The recommended Manifold strategy for dealing with MrSID is to convert MrSID format images into ECW format. Although LizardTech may not provide any tools for that purpose, there are third party tools such as MrSidExtract.exe that can do an automatic conversion of all MrSID files in a given folder or folders into ECW.

 

Many people have written scripts or programs like MrSidExtract.exe that can search through a folder or even a hard disk full of MrSID files and in background accomplish the above two-step process to convert those images into ECW. If accomplished in background, such as at night or during weekends, the tremendously slow process of getting images out of MrSID and into fast, modern formats like ECW can be done without the interactive pain of sitting and watching a conversion process taking forever. The resulting ECW images can be loaded into Manifold and viewed in seconds.

 

Such scripts or programs are not a part of Manifold and so are not covered by this documentation.

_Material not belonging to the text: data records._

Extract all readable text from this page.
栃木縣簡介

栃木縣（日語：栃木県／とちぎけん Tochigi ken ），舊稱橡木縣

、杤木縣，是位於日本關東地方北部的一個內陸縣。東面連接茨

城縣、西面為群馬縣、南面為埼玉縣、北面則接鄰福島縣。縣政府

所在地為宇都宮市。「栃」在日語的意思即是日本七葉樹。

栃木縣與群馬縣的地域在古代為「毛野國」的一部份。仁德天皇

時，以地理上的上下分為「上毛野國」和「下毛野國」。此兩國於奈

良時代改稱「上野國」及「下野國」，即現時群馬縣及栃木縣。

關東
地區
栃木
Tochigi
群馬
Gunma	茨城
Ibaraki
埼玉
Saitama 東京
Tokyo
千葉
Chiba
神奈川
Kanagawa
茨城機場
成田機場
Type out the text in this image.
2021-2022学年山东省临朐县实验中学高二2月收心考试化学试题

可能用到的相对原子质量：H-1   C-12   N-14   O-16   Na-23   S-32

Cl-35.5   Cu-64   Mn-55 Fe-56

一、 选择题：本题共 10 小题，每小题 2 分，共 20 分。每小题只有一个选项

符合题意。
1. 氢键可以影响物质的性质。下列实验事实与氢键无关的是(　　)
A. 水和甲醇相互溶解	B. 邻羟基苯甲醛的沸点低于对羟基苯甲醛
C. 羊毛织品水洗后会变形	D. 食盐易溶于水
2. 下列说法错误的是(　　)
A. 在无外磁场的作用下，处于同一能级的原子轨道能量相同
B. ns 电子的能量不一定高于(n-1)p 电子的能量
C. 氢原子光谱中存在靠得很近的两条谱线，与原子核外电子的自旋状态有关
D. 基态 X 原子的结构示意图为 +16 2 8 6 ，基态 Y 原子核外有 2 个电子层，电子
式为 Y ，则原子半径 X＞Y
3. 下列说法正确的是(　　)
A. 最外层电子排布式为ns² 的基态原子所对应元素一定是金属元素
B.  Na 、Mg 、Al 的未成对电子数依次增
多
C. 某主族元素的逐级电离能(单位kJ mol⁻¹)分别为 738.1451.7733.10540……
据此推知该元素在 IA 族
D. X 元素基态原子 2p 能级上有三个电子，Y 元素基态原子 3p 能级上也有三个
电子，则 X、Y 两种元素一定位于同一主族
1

Use a search engine like MSN search or Google or search Manifold forums such as the Georeference forum on the manifold.net home page and the archives of the Manifold-L discussion list to find links to pages that provide such scripts.

 

Tech Support

 

Although Manifold works with the LizardTech tools and other third party tools, such tools are not a part of Manifold System and are not supported by Manifold Technical Support. As noted above, tools vary greatly in performance, memory requirements, ability to extract projection information and other characteristics. These characteristics are not under the control of manifold.net, nor does manifold.net have any inside ability to either analyze or repair shortcomings in non-Manifold products. If you experience any unexpected results when using a third party tool, contact the source of that tool for assistance.